The polypeptides derived from the HCV cDNAs are also useful for developing anti-HCV antibodies, besides the uses mentioned above. They can therefore be used in anti-HCV vaccines. The antibodies generated as a result of immunization with the HCV polypeptides are also useful in detecting the presence of viral antigen in samples. They can thus be used to test the production of HCV polypeptides in chemical systems. The anti-HCV antibodies may also be used to monitor the efficacy of anti-viral agents in screening programs in which these agents are tested in tissue culture systems. Furthermore, they can also be used for passive immunotherapy and for the diagnosis of HCV-induced NANBH by detecting the virus antigen (s) both in the blood donor and in the recipient. Another important use of anti-HCV antibodies is in affinity chromatography for the purification of virus and viral polypeptides. The purified virus and viral polypeptide preparations can be used in vaccines. In addition, the purified virus may also be useful in the development of cell culture systems in which HCV replicates.

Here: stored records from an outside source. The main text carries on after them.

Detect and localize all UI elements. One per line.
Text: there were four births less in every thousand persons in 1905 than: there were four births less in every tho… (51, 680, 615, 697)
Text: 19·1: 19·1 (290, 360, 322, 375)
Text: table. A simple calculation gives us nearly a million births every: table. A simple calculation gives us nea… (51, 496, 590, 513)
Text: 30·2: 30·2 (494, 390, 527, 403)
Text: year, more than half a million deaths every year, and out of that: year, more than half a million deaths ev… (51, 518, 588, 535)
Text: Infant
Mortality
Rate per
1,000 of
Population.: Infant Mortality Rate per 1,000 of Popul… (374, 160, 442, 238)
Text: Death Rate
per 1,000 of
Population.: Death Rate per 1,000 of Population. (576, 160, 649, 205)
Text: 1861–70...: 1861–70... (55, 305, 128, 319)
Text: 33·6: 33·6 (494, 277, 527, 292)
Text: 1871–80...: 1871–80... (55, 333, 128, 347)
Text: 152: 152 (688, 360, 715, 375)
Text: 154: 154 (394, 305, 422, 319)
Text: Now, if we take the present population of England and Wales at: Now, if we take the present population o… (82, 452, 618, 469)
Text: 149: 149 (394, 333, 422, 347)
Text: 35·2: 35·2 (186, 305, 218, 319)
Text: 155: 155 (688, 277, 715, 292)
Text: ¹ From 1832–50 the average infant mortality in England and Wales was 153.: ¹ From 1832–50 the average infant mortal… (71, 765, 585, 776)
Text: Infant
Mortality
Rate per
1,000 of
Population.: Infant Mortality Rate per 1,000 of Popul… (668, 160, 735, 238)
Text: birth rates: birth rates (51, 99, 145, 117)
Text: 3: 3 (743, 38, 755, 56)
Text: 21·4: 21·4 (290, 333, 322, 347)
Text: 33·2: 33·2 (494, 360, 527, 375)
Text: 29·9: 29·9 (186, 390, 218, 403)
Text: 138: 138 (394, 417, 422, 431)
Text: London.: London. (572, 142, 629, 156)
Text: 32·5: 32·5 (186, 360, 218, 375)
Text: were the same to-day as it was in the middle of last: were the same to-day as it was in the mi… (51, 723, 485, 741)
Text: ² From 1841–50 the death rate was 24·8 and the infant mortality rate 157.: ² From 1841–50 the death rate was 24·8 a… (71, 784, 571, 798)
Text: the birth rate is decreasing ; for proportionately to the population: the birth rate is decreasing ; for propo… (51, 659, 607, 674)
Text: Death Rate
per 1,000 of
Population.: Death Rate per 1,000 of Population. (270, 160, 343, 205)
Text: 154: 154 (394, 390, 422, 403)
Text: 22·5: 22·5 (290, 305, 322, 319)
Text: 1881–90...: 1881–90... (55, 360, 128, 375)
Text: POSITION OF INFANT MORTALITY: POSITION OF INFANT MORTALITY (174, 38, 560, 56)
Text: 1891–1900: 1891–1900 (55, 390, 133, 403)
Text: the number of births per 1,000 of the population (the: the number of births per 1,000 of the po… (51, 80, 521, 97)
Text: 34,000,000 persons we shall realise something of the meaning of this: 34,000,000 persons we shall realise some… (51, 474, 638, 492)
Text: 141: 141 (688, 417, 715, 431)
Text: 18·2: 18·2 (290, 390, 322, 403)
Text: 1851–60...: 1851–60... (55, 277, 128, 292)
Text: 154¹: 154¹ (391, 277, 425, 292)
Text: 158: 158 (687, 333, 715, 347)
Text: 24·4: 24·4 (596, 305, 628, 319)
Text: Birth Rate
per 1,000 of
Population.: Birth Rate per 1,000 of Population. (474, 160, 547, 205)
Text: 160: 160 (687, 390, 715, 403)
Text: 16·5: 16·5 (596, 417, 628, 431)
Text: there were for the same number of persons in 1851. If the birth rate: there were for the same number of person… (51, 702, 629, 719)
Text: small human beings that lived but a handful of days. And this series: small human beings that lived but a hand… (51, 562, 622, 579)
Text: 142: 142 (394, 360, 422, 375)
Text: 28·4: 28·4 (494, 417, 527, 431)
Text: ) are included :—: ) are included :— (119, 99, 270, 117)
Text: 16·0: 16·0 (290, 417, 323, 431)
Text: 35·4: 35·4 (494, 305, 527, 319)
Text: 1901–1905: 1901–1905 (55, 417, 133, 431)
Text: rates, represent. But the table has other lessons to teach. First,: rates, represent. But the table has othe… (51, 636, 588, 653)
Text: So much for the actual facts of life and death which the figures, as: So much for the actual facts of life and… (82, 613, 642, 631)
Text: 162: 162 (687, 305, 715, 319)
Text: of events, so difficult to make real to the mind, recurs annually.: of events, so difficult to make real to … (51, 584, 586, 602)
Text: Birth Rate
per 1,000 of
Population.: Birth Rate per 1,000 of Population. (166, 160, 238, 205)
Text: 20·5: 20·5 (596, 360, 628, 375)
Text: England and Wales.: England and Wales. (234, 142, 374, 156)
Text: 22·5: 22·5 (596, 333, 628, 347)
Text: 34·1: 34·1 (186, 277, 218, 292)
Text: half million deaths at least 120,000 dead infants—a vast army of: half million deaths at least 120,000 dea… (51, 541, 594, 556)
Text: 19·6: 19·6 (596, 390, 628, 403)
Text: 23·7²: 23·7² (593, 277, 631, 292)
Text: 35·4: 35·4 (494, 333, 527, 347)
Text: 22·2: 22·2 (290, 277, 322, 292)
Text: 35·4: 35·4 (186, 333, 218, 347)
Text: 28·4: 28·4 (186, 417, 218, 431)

Cell culture systems containing HCV-infected cells can be used in a variety of ways. You can for a production of HCV, which is usually a low-titer virus, can be used on a relatively large scale. These systems are also included

be useful in elucidating the molecular biology of the virus and leading to the development of anti-viral agents. The

Cell culture systems will also be useful in screening for the efficacy of the antiviral agents. Besides, they are HCV-permissive cell culture systems are useful in the production of attenuated HCV strains. Conveniently, the anti-HCV antibodies and the HCV polypeptides, whether natural or recombinant, can be packaged in kits

become.

The method used to isolate HCV cDNA and the preparation of a cDNA library derived from the

derived from an infected individual, in an expression vector, and in the selection of clones that produce the expression products that immunologically react with antibody-containing body components of other infected individuals, but not those of uninfected individuals, may also be used isolation of cDNAs derived from others not characterized hereinbefore

Disease-accompanying agents consisting of a genomic component. This in turn could be used to isolate and characterize these agents as well as diagnostic reagents and vaccines

for these other disease-related agents.

Claims (7)

An immunoassay for the detection of an HCU antigen, characterized in that (a) a sample suspected of containing an HCU antigen is incubated with a probe antibody directed against the HCU antigen to be detected under conditions which inhibit the formation of an HCU antigen allow an antigen-antibody complex; and (b) an antigen-antibody complex containing the
Probe antibody is detected. 2. Immunoassay for the detection of antibodies directed against an HCU antigen, characterized in that (a) a sample, which presumably contains anti-HCU antibodies, with a
A special polypeptide containing an HCU apitope is incubated under conditions permitting the formation of an antibody-antigen complex; and (b) detecting the antibody-antigen complex containing the probe's antigens. 3. Immunoassay according to claim 2, characterized in that the probe polypeptide is attached to a solid substrate. 4. Immunoassay according to claim 2, characterized in that the probe polypeptide a
HCU epitope encoded in the HCU cDNA sequence of FIG. 47. 5. Immunoassay according to claim 2, characterized in that the probe polypeptide
HCU epitope included in an HCU cDNA sequence in ATCC no. 40394, ATCC No. 40388,
ATCC-No. 40389, ATCC no. 40390, ATCC no. 40391, ATCC no. 40514, ATCC no. 40511,
ATCC No. ^ OS ^ or ATCC No. ^ O oil. 6. Immunoassiiy according to claim 2, characterized in that the polypeptide is an epitope of
C100-3umfiißt. 7. Immunoassay according to claim 2, characterized in that the polypeptide comprises C100-3.